- Talpalatnyi föld
- Directed by: Frigyes Bán
- Screenplay by: Pál Szabó Sándor Dallos
- Based on: Talpalatnyi föld by Pál Szabó
- Produced by: Jenő Katona
- Starring: Ági Mészáros Ádám Szirtes Tibor Molnár László Bánhidi
- Cinematography: Árpád Makay
- Edited by: Félix Máriássy
- Music by: Sándor Veress
- Production company: Magyar Filmgyártó Nemzeti Vállalat
- Release date: 23 December 1948;
- Running time: 97 minutes
- Country: Hungary
- Language: Hungarian

= Treasured Earth =

1948 film

Treasured Earth (Hungarian: Talpalatnyi föld) is a 1948 Hungarian drama film directed by Frigyes Bán and starring Ági Mészáros, Ádám Szirtes and Tibor Molnár. It is based on a novel by Pál Szabó. It is also known by the alternative title The Soil Under Your Feet.
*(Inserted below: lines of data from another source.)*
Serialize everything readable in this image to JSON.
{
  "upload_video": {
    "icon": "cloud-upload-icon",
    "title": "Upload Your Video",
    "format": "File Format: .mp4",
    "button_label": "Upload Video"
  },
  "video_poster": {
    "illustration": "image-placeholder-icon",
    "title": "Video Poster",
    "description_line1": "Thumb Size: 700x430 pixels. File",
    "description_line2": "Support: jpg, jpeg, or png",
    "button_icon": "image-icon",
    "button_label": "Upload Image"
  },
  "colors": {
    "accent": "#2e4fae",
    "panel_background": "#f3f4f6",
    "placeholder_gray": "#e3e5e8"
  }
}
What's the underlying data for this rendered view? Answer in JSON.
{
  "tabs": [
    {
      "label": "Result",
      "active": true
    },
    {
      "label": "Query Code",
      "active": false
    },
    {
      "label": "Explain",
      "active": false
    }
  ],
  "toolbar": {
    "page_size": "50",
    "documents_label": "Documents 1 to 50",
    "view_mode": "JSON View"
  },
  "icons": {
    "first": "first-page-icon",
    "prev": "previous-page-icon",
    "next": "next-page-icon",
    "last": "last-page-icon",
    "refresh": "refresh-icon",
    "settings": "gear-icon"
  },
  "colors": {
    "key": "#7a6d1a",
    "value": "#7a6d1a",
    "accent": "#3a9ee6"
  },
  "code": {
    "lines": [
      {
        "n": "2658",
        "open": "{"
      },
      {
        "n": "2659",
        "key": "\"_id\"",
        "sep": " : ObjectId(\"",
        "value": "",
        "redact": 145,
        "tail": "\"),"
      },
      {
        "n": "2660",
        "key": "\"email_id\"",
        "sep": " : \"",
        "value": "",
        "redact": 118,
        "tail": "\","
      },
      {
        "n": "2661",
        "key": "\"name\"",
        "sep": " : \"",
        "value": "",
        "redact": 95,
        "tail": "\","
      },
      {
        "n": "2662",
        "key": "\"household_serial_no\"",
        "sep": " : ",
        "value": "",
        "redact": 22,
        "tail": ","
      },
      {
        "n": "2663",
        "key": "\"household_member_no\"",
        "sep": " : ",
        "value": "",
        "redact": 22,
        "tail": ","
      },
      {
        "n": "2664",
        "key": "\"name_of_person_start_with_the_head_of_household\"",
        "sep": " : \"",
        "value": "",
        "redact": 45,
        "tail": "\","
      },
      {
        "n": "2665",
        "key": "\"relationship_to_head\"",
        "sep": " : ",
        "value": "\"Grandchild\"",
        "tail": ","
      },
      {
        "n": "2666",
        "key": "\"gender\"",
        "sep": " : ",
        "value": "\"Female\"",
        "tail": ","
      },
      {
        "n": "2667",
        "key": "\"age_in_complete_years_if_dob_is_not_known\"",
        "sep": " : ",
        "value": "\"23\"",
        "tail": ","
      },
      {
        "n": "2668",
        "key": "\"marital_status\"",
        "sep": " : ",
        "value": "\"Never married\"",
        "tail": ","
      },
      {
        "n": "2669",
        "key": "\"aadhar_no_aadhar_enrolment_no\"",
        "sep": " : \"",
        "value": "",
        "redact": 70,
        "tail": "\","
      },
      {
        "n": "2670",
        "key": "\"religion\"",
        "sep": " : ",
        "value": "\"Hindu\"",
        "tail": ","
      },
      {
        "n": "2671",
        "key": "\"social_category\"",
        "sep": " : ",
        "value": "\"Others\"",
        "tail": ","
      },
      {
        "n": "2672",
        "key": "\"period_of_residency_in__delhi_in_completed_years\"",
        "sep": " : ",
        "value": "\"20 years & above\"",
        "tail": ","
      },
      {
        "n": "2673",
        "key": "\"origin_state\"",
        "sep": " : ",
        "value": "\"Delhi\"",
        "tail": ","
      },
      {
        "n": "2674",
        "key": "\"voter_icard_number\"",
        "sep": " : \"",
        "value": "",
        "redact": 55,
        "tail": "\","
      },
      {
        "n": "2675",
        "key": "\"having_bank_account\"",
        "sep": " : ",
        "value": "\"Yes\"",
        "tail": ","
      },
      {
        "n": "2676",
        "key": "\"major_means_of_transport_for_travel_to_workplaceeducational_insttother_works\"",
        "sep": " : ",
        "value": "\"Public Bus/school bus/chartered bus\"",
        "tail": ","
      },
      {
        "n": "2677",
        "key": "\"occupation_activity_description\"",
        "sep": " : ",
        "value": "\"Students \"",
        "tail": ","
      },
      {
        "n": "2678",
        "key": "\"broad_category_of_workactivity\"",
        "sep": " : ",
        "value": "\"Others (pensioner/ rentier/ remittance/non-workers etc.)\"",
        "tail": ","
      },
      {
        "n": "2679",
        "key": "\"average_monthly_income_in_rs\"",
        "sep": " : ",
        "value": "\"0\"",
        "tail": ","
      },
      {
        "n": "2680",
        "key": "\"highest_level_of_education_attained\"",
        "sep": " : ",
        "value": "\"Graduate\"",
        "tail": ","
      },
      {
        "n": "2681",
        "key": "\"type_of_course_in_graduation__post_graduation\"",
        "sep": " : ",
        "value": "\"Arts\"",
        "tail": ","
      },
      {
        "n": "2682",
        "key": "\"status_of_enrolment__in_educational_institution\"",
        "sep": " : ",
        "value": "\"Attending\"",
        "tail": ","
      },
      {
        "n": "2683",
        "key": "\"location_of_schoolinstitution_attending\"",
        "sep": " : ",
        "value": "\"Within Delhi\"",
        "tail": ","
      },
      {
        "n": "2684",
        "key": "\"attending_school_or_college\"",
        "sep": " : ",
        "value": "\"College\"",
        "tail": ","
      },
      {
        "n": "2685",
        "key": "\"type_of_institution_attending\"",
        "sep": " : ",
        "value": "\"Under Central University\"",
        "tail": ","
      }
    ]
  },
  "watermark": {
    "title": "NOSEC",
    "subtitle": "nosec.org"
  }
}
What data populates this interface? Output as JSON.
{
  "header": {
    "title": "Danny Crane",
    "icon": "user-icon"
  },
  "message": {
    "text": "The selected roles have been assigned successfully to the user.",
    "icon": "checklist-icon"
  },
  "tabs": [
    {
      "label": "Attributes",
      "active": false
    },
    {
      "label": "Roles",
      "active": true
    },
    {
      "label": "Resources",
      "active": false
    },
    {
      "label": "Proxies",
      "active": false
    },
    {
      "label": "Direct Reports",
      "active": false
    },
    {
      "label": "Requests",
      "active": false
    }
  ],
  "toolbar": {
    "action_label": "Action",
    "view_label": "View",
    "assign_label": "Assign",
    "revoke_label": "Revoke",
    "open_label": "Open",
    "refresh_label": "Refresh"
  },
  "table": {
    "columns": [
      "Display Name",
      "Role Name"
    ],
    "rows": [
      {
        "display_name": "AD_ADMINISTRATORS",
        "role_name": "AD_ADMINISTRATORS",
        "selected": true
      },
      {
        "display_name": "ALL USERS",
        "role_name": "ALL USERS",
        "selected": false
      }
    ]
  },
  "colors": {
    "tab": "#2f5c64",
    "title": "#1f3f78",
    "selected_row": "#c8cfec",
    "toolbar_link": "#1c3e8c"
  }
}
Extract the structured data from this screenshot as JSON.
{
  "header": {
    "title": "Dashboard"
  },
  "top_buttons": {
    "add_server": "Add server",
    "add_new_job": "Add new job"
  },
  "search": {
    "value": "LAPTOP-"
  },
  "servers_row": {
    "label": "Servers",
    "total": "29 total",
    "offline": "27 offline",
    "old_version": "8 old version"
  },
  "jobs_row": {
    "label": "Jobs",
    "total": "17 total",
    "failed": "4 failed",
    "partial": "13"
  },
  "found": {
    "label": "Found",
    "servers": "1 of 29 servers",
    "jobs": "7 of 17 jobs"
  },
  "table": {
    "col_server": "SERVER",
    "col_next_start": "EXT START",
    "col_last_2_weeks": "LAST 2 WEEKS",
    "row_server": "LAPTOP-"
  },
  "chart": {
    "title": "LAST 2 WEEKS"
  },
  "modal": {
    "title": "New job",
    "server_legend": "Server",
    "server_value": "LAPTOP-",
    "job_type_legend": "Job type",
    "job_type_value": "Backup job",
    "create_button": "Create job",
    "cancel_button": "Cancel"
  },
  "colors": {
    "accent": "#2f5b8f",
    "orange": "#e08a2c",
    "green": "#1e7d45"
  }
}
István Szőts was originalled intended to be the director, but the film was taken away from him after his Song of the Cornfields was criticised by the country's Communist leadership. It was followed by a sequel The Land Is Ours in 1951. The film was chosen to be part of the Budapest Twelve, a list of Hungarian films considered the best in 1968.

==Cast==
- Ági Mészáros as Marika Juhos
- Ádám Szirtes as Jóska Góz
- Tibor Molnár as Jani Tarcali
- Árpád Lehotay as Mihály Zsíros Tóth
- Mariska Vízváry as aunt Zsíros
- István Egri as Ferke Zsíros Tóth
- László Bánhidi as András Szilasi

==Bibliography==
- Buranbaeva, Oksana & Mladineo, Vanja. Culture and Customs of Hungary. ABC-CLIO, 2011.
- Cunningham, John. Hungarian Cinema: From Coffee House to Multiplex. Wallflower Press, 2004.